You see, we can be selfish without greed or have an enlightened self-interest where although what we are doing is purely for our own benefit but in pursuing this we create what benefits the society as a whole. For example, my passport is in need of renewal and I need to go to the immigration and customs office to get it renewed hopefully within 30mins (postal renewal will be even more awesome). For this to happen and for it to be a standard procedure, the immigration official will probably need to be well paid, motivated, work in a good environment under decent condition and be happy to deal with me as a customer. If these conditions that should on average enable the customs officer provide service in the manner that I want do not exist, then rather than be upset at them directly, what is prudent for me is to attack the system or governance dysfunction that has created a suboptimal passport renewal process and general working condition. By pursuing what will benefit others purely out of my own self-interest, in this regard, I will also be improving my own general welfare.

I reside in the UK and currently about 45% (a little lower actually) of my earnings is deducted as tax and other social contributions by the government. Would I prefer to keep more of my earnings, of course but given what the deductions go towards and how I daily experience the benefit, I am more than happy to give up my earnings. You see, the roads are almost always in great condition, my kids can get hospital treatment whenever, an ambulance is more likely to get to me and back to the hospital on time in case of an emergency (when we had our first child). I want nurses, doctors and the police to be well paid so they can afford a good standard of living i.e. be able to afford a mortgage or rent a decent property, go on holiday, buy stuff for their kids etc. Not because I love them so much, but for my own self-interest knowing that the police officer is more likely to be in a better frame of mind to help should the need arise or the doctor and nurses are less likely to make mistakes when carrying out diagnoses and treatments because they aren’t under pressure from low standard of living.
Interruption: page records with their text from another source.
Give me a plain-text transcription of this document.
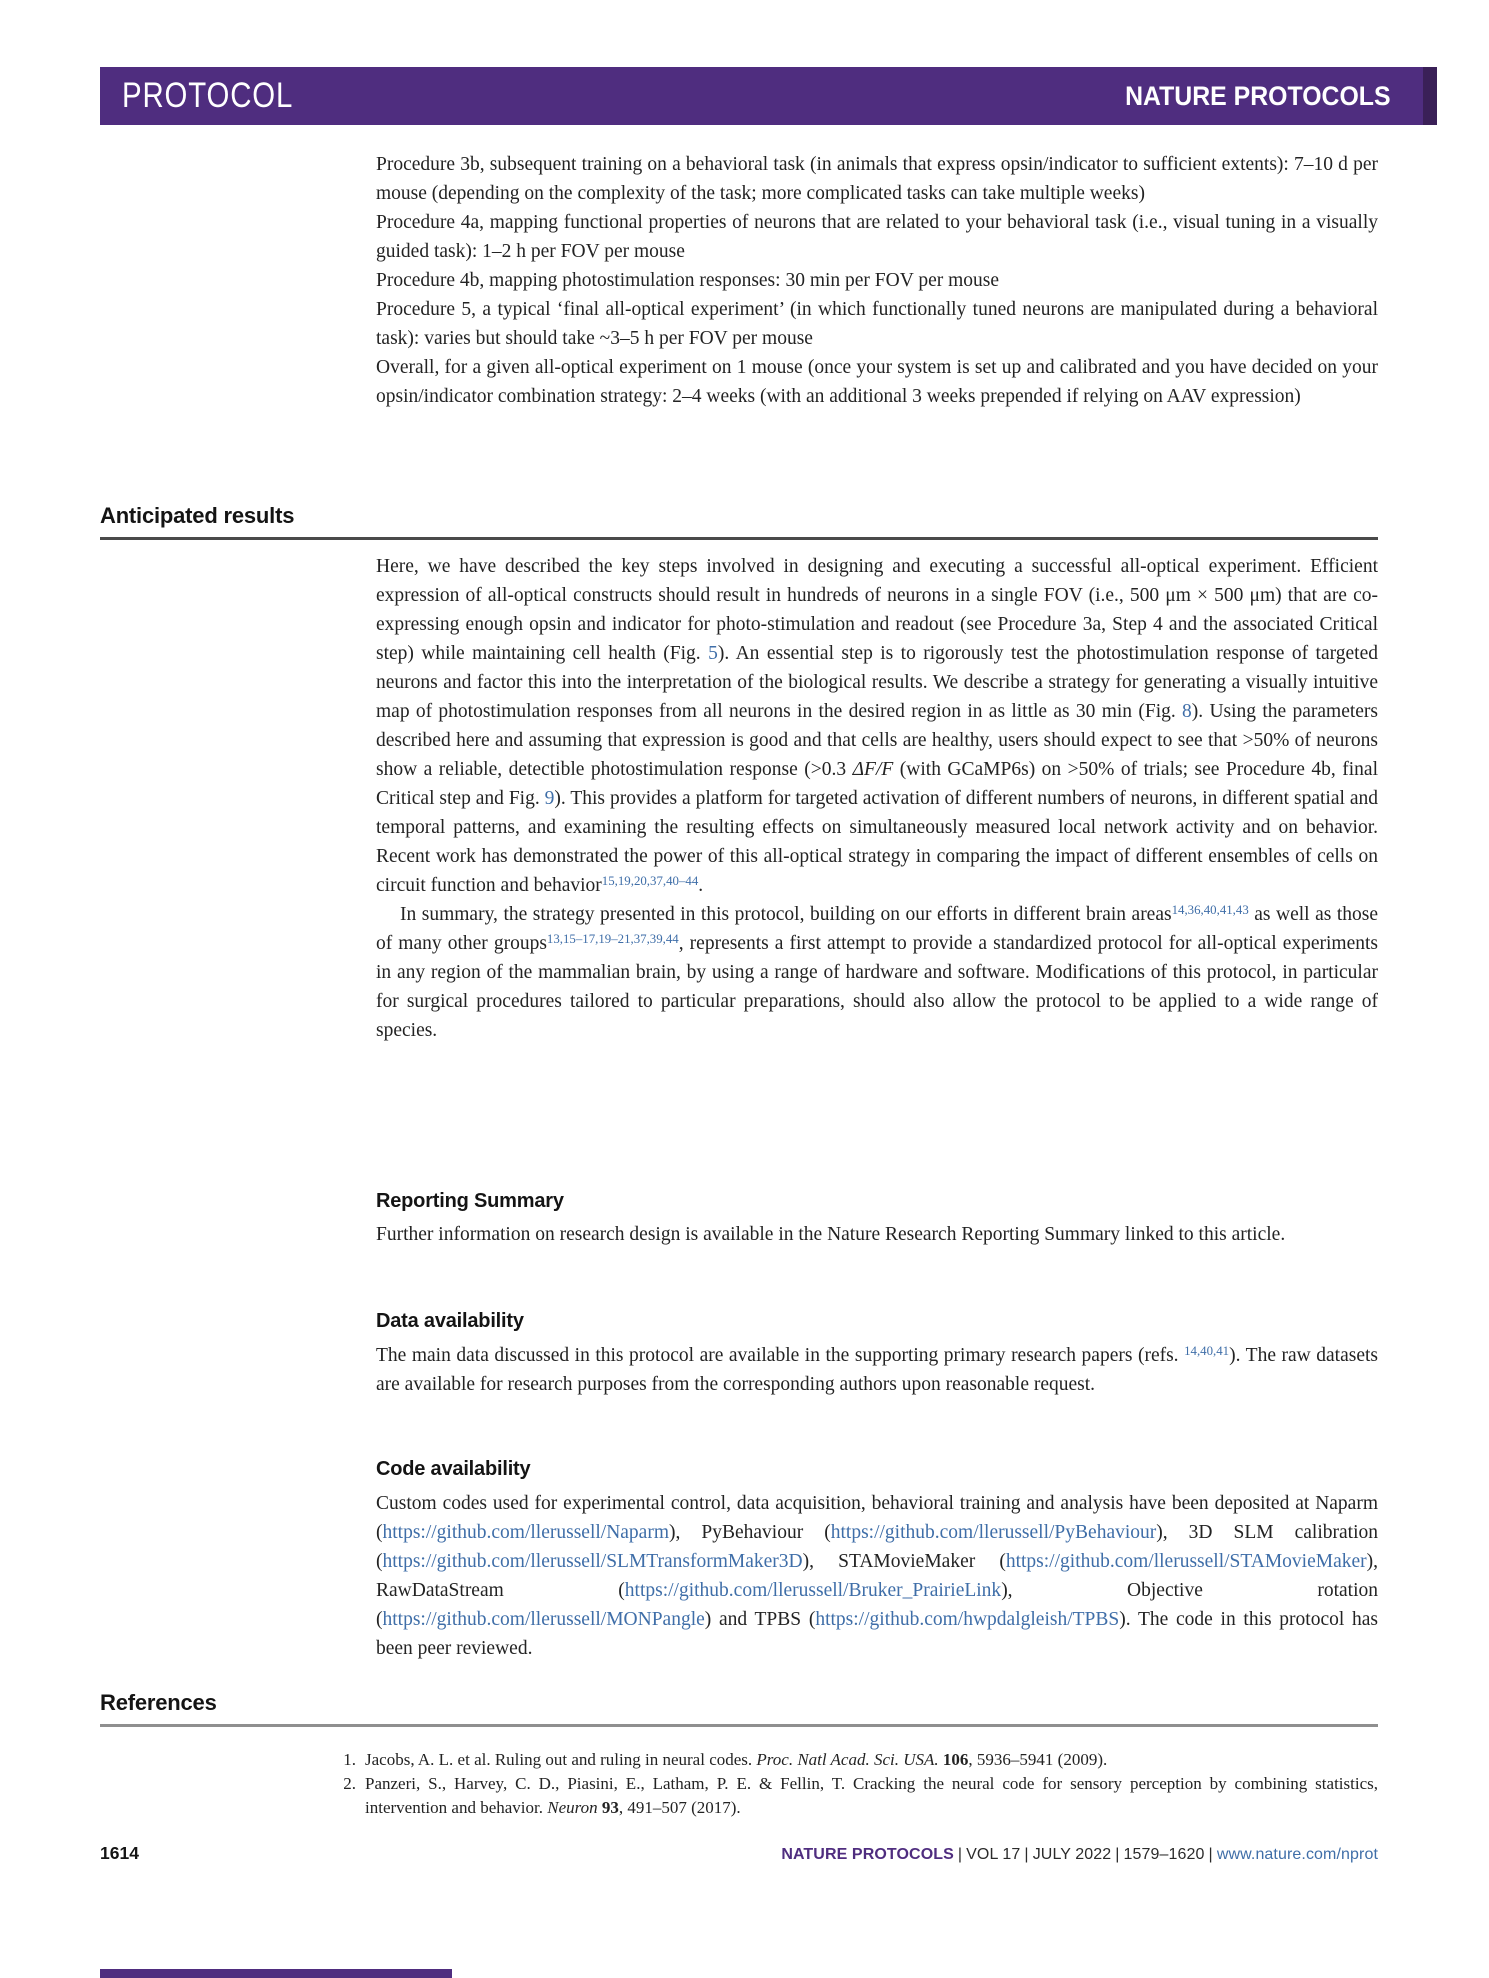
PROTOCOL	NATURE PROTOCOLS

Procedure 3b, subsequent training on a behavioral task (in animals that express opsin/indicator to sufficient extents): 7–10 d per mouse (depending on the complexity of the task; more complicated tasks can take multiple weeks)

Procedure 4a, mapping functional properties of neurons that are related to your behavioral task (i.e., visual tuning in a visually guided task): 1–2 h per FOV per mouse

Procedure 4b, mapping photostimulation responses: 30 min per FOV per mouse

Procedure 5, a typical ‘final all-optical experiment’ (in which functionally tuned neurons are manipulated during a behavioral task): varies but should take ~3–5 h per FOV per mouse

Overall, for a given all-optical experiment on 1 mouse (once your system is set up and calibrated and you have decided on your opsin/indicator combination strategy: 2–4 weeks (with an additional 3 weeks prepended if relying on AAV expression)

Anticipated results

Here, we have described the key steps involved in designing and executing a successful all-optical experiment. Efficient expression of all-optical constructs should result in hundreds of neurons in a single FOV (i.e., 500 μm × 500 μm) that are co-expressing enough opsin and indicator for photo-stimulation and readout (see Procedure 3a, Step 4 and the associated Critical step) while maintaining cell health (Fig. 5). An essential step is to rigorously test the photostimulation response of targeted neurons and factor this into the interpretation of the biological results. We describe a strategy for generating a visually intuitive map of photostimulation responses from all neurons in the desired region in as little as 30 min (Fig. 8). Using the parameters described here and assuming that expression is good and that cells are healthy, users should expect to see that >50% of neurons show a reliable, detectible photostimulation response (>0.3 ΔF/F (with GCaMP6s) on >50% of trials; see Procedure 4b, final Critical step and Fig. 9). This provides a platform for targeted activation of different numbers of neurons, in different spatial and temporal patterns, and examining the resulting effects on simultaneously measured local network activity and on behavior. Recent work has demonstrated the power of this all-optical strategy in comparing the impact of different ensembles of cells on circuit function and behavior$^{15,19,20,37,40-44}$.

In summary, the strategy presented in this protocol, building on our efforts in different brain areas$^{14,36,40,41,43}$ as well as those of many other groups$^{13,15-17,19-21,37,39,44}$, represents a first attempt to provide a standardized protocol for all-optical experiments in any region of the mammalian brain, by using a range of hardware and software. Modifications of this protocol, in particular for surgical procedures tailored to particular preparations, should also allow the protocol to be applied to a wide range of species.

Reporting Summary

Further information on research design is available in the Nature Research Reporting Summary linked to this article.

Data availability

The main data discussed in this protocol are available in the supporting primary research papers (refs. $^{14,40,41}$). The raw datasets are available for research purposes from the corresponding authors upon reasonable request.

Code availability

Custom codes used for experimental control, data acquisition, behavioral training and analysis have been deposited at Naparm (https://github.com/llerussell/Naparm), PyBehaviour (https://github.com/llerussell/PyBehaviour), 3D SLM calibration (https://github.com/llerussell/SLMTransformMaker3D), STAMovieMaker (https://github.com/llerussell/STAMovieMaker), RawDataStream (https://github.com/llerussell/Bruker_PrairieLink), Objective rotation (https://github.com/llerussell/MONPangle) and TPBS (https://github.com/hwpdalgleish/TPBS). The code in this protocol has been peer reviewed.

References
1. Jacobs, A. L. et al. Ruling out and ruling in neural codes. Proc. Natl Acad. Sci. USA. 106, 5936–5941 (2009).
2. Panzeri, S., Harvey, C. D., Piasini, E., Latham, P. E. & Fellin, T. Cracking the neural code for sensory perception by combining statistics, intervention and behavior. Neuron 93, 491–507 (2017).
1614	NATURE PROTOCOLS | VOL 17 | JULY 2022 | 1579–1620 | www.nature.com/nprot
Point is let us not mismanage our self-interest. In serving or looking out for others we are invariably looking out for ourselves. Let us all worry about the environmental issues in the Niger Delta and condemn the government’s continued inept approach at dealing with the issue, even if you don’t really love Ijaw people. You see by looking out for the ND interest, perhaps pipeline vandalism will not be so rampant. Perhaps our gas supply will be better. Perhaps our electricity and other energy headwinds will abate. By serving and looking out for the Niger Delta, the rest of Nigeria will be looking out for itself.

Let us not be weary in doing good, for at the proper time we will reap a harvest if we do not give up. Therefore, as we have opportunity, let us do good to all people, especially to those who belong to the family of Nigeria – Apostle Paul.